Wot? Is Him Famous Or Summit?

Yesterday, I returned to work from lunch, and I sensed “something was up”. I saw a gaggle of women kind of lurking in the main area of the first floor of the ATC, looking rather anticipatory. It was as if they were waiting for something, without trying to look like they were waiting for something.

As I passed them, I felt them looking at me; felt like they were trying to guess if I was part of whatever it was they were waiting for. An odd feeling. I thought I overheard one of them say to another, about me “…he’s going to the radio station”. She sounded as if this was an exciting proposition. It was then that I clued in to the possibility that maybe there was something happening at the radio station. Maybe someone famous was here.

The annual seal hunt always brings a number of celebrities (2 years ago it was Paul McCartney and Heather Mills-McCartney, back when they were civil to one another) to protest the cruel and inhuman slaughtering of cute baby seals. Earlier in the morning yesterday, there were unconfirmed reports (later confirmed as false) that Paris Hilton was on the Island, so it was possible somebody famous was in our midst.

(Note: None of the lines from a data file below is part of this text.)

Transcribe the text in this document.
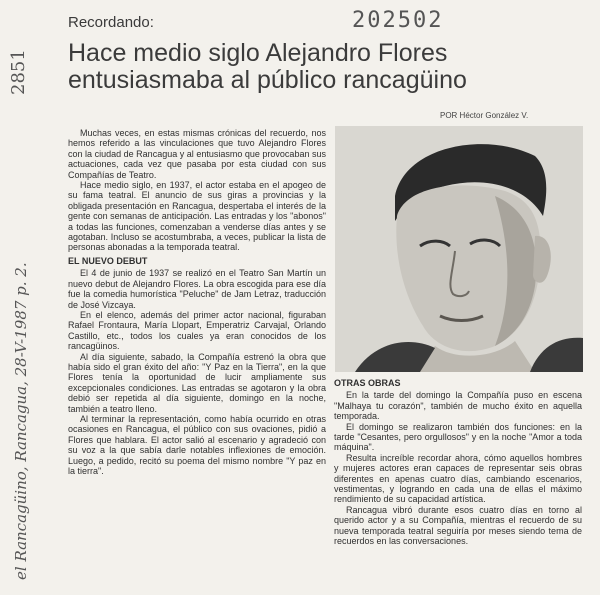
Recordando:	202502
Hace medio siglo Alejandro Flores entusiasmaba al público rancagüino
POR Héctor González V.
2851
el Rancagüino, Rancagua, 28-V-1987 p. 2.

Muchas veces, en estas mismas crónicas del recuerdo, nos hemos referido a las vinculaciones que tuvo Alejandro Flores con la ciudad de Rancagua y al entusiasmo que provocaban sus actuaciones, cada vez que pasaba por esta ciudad con sus Compañías de Teatro.

Hace medio siglo, en 1937, el actor estaba en el apogeo de su fama teatral. El anuncio de sus giras a provincias y la obligada presentación en Rancagua, despertaba el interés de la gente con semanas de anticipación. Las entradas y los "abonos" a todas las funciones, comenzaban a venderse días antes y se agotaban. Incluso se acostumbraba, a veces, publicar la lista de personas abonadas a la temporada teatral.

EL NUEVO DEBUT

El 4 de junio de 1937 se realizó en el Teatro San Martín un nuevo debut de Alejandro Flores. La obra escogida para ese día fue la comedia humorística "Peluche" de Jam Letraz, traducción de José Vizcaya.

En el elenco, además del primer actor nacional, figuraban Rafael Frontaura, María Llopart, Emperatriz Carvajal, Orlando Castillo, etc., todos los cuales ya eran conocidos de los rancagüinos.

Al día siguiente, sabado, la Compañía estrenó la obra que había sido el gran éxito del año: "Y Paz en la Tierra", en la que Flores tenía la oportunidad de lucir ampliamente sus excepcionales condiciones. Las entradas se agotaron y la obra debió ser repetida al día siguiente, domingo en la noche, también a teatro lleno.

Al terminar la representación, como había ocurrido en otras ocasiones en Rancagua, el público con sus ovaciones, pidió a Flores que hablara. El actor salió al escenario y agradeció con su voz a la que sabía darle notables inflexiones de emoción. Luego, a pedido, recitó su poema del mismo nombre "Y paz en la tierra".

OTRAS OBRAS

En la tarde del domingo la Compañía puso en escena "Malhaya tu corazón", también de mucho éxito en aquella temporada.

El domingo se realizaron también dos funciones: en la tarde "Cesantes, pero orgullosos" y en la noche "Amor a toda máquina".

Resulta increíble recordar ahora, cómo aquellos hombres y mujeres actores eran capaces de representar seis obras diferentes en apenas cuatro días, cambiando escenarios, vestimentas, y logrando en cada una de ellas el máximo rendimiento de su capacidad artística.

Rancagua vibró durante esos cuatro días en torno al querido actor y a su Compañía, mientras el recuerdo de su nueva temporada teatral seguiría por meses siendo tema de recuerdos en las conversaciones.
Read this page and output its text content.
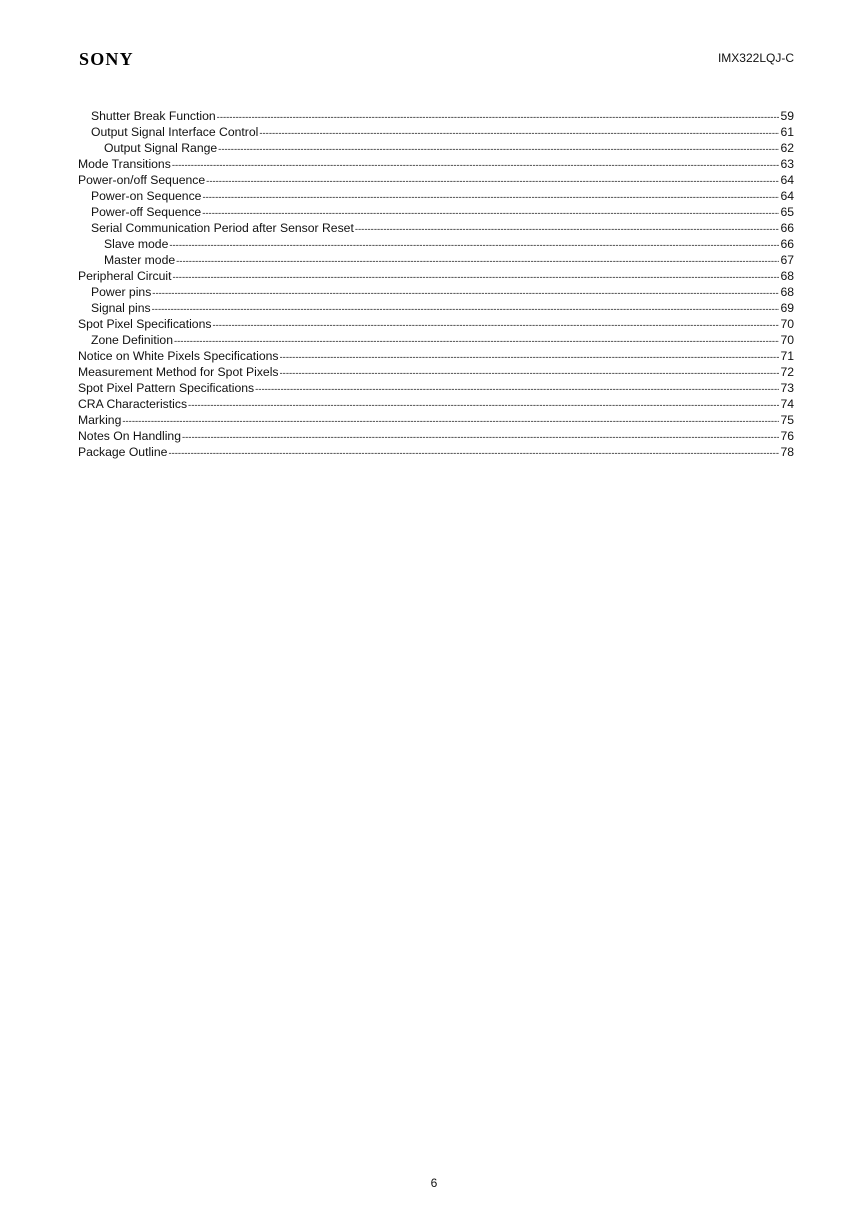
SONY	IMX322LQJ-C
Shutter Break Function -----	59
Output Signal Interface Control -----	61
Output Signal Range -----	62
Mode Transitions -----	63
Power-on/off Sequence -----	64
Power-on Sequence -----	64
Power-off Sequence -----	65
Serial Communication Period after Sensor Reset -----	66
Slave mode -----	66
Master mode -----	67
Peripheral Circuit -----	68
Power pins -----	68
Signal pins -----	69
Spot Pixel Specifications -----	70
Zone Definition -----	70
Notice on White Pixels Specifications -----	71
Measurement Method for Spot Pixels -----	72
Spot Pixel Pattern Specifications -----	73
CRA Characteristics -----	74
Marking -----	75
Notes On Handling -----	76
Package Outline -----	78
6
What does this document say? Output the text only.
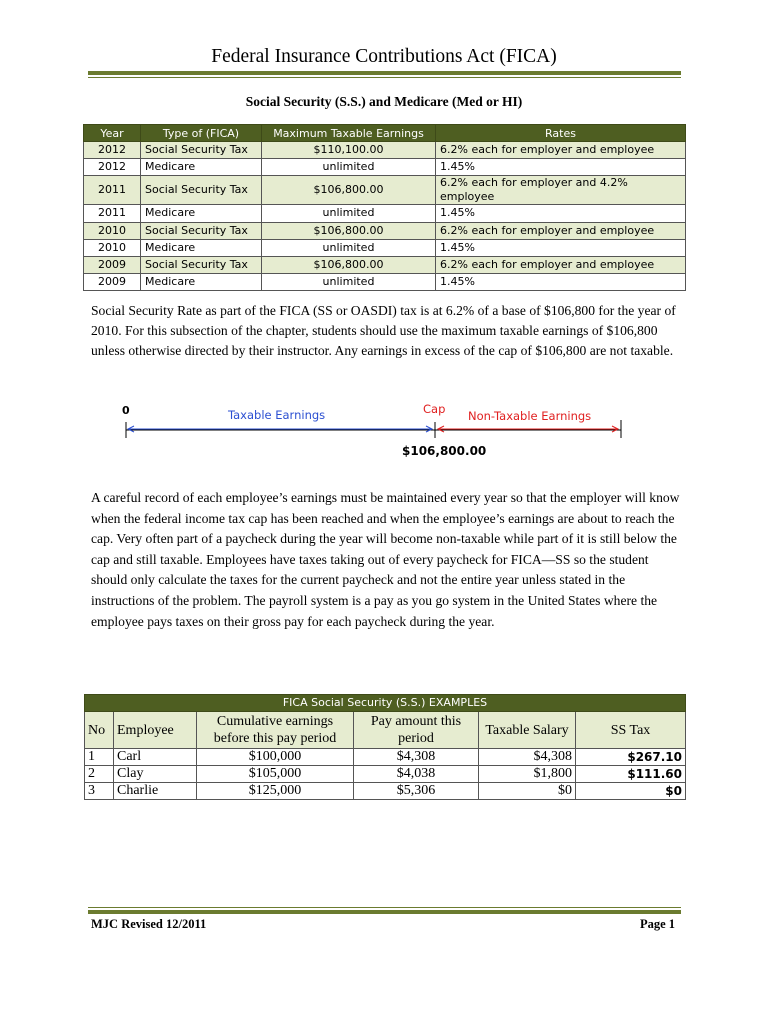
Federal Insurance Contributions Act (FICA)
Social Security (S.S.) and Medicare (Med or HI)
Year	Type of (FICA)	Maximum Taxable Earnings	Rates
2012	Social Security Tax	$110,100.00	6.2% each for employer and employee
2012	Medicare	unlimited	1.45%
2011	Social Security Tax	$106,800.00	6.2% each for employer and 4.2% employee
2011	Medicare	unlimited	1.45%
2010	Social Security Tax	$106,800.00	6.2% each for employer and employee
2010	Medicare	unlimited	1.45%
2009	Social Security Tax	$106,800.00	6.2% each for employer and employee
2009	Medicare	unlimited	1.45%
Social Security Rate as part of the FICA (SS or OASDI) tax is at 6.2% of a base of $106,800 for the year of 2010. For this subsection of the chapter, students should use the maximum taxable earnings of $106,800 unless otherwise directed by their instructor. Any earnings in excess of the cap of $106,800 are not taxable.
0	Taxable Earnings	Cap Non-Taxable Earnings
$106,800.00
A careful record of each employee’s earnings must be maintained every year so that the employer will know when the federal income tax cap has been reached and when the employee’s earnings are about to reach the cap. Very often part of a paycheck during the year will become non-taxable while part of it is still below the cap and still taxable. Employees have taxes taking out of every paycheck for FICA—SS so the student should only calculate the taxes for the current paycheck and not the entire year unless stated in the instructions of the problem. The payroll system is a pay as you go system in the United States where the employee pays taxes on their gross pay for each paycheck during the year.
FICA Social Security (S.S.) EXAMPLES					
No	Employee	Cumulative earnings before this pay period	Pay amount this period	Taxable Salary	SS Tax
1	Carl	$100,000	$4,308	$4,308	$267.10
2	Clay	$105,000	$4,038	$1,800	$111.60
3	Charlie	$125,000	$5,306	$0	$0
MJC Revised 12/2011	Page 1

I went up to the third floor offices of our radio stations (where I work) and when I came in the door, I saw two hip looking strangers with huge cameras, plus one of our news department people, and I think someone from our promotions department. As I walked past the production studio, where the hip people were converged, I glanced in and saw Corey Tremere interviewing someone. Didn’t get a good look at him, but heard him speaking with a British accent.

Rod, who I share an office with, didn’t know what was going on, so it remained a mystery. After the interview was over, and the group was making its way out of the offices, I took the opportunity to “have to go to the bathroom” and walked past them. A tall, pretty good-looking guy seemed to be the centre of attention, but I didn’t recognize him at all.

When I came back from the bathroom, they were all gone, and I heard the gaggle of women making excited noise on the first floor, so I assumed the group must have just emerged from the elevator down there.

Anyway, turns out it was this guy, here to protest the seal hunt:

Nigel Barker. Apparently he’s America’s Next Top Model’s Hottest judge.